Progress in the development of thermo-vacuum equipment for the thin multilayer film manufacturing provided another qualitative leap – the production of heterostructures. We have learned how to model and use the technology of molecular beam epitaxy (MBE), to create materials with desired properties of the electron bands. As the result, now one can put a cell phone in a pocket, a small LED flashlight emits ultraviolet, and we witness the widespread replacement of inefficient incandescent sources with LED.
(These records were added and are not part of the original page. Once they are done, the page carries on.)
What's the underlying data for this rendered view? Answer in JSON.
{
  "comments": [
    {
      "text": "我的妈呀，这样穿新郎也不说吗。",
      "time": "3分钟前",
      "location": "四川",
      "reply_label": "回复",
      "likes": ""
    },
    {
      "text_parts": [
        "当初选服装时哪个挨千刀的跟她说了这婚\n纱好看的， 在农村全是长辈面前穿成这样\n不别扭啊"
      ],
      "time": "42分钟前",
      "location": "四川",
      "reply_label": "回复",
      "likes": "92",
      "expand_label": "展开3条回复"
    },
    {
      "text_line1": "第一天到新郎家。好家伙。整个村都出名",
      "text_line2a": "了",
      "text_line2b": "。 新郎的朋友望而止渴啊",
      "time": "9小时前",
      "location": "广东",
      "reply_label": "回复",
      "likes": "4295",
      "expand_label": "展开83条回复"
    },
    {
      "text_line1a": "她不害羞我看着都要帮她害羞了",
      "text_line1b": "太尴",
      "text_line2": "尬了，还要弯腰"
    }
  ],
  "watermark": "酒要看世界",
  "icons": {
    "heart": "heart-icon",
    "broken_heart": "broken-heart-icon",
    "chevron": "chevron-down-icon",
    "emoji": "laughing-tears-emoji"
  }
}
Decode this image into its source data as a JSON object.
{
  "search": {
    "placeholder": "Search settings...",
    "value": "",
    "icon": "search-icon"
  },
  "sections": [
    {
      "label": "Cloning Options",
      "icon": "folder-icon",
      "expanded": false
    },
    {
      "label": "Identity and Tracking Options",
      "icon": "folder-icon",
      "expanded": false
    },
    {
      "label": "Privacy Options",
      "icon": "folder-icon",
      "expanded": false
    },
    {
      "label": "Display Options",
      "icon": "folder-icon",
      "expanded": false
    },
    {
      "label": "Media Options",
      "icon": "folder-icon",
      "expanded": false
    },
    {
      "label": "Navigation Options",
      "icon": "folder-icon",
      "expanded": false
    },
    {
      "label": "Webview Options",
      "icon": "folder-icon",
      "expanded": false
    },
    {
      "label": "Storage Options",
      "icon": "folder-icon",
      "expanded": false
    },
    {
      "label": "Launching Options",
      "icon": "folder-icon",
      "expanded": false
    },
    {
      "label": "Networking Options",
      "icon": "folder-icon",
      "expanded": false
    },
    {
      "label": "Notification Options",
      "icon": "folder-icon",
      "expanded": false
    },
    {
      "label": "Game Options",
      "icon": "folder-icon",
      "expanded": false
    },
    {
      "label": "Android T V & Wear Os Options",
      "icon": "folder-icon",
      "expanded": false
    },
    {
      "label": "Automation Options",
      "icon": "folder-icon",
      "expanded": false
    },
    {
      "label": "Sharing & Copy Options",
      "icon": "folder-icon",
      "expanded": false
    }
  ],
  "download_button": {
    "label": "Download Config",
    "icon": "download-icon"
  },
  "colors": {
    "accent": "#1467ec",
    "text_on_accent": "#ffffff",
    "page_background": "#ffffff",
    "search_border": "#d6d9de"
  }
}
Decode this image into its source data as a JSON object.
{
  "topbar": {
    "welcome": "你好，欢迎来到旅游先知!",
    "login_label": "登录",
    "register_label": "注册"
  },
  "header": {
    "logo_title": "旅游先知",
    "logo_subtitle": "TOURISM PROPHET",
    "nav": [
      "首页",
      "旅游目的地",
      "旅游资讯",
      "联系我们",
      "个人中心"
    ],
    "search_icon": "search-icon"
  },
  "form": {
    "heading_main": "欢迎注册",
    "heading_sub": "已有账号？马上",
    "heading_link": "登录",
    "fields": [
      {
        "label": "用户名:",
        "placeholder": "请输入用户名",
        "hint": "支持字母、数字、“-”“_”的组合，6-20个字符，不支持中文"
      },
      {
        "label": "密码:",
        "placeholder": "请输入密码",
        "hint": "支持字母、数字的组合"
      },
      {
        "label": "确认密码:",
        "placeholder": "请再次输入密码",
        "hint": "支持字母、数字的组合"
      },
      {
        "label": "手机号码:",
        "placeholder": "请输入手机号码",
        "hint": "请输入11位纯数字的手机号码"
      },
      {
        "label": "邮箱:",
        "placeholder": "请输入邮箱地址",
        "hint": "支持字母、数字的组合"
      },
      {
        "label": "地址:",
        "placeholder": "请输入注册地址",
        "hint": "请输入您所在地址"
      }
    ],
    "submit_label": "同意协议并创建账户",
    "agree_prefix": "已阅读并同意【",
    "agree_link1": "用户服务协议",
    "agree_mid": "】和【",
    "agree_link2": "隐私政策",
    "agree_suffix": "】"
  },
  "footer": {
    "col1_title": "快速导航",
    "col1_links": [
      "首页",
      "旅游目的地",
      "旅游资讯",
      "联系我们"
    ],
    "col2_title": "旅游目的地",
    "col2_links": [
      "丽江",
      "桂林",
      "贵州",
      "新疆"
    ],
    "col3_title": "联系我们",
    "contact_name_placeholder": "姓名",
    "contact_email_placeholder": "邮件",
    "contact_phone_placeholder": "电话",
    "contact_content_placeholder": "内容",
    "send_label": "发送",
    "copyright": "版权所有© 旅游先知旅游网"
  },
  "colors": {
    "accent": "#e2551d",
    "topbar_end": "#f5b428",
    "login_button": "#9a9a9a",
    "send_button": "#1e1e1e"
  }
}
Since the 70’s of the last century, the vacuum ion-plasma equipment began to be widely spread in the industry, providing active influence on the process of film formation and management of film properties. It became possible to create multi-layered structures consisting of thin homogeneous layers with a thickness of a few atomic periods made of dissimilar materials – the so-called artificially modulated structures. During the last decade, the effect of giant magnetoresistance (GMR) discovered in these structures in 1989 has led to a sharp increase in the density of magnetic recording – the hard disk capacitance has increased by several orders of magnitude, up to terabytes.
In my lecture I will present a historical review about the development of technologies for production of multilayer structures based on thin films and monoatomic layers. The focus will be made on basic principles of production of multilayer films by vacuum thermal evaporation, molecular beam epitaxy, and ion-plasma methods. I will demonstrate fascinating properties of these materials and show that we are only at the beginning of their studies.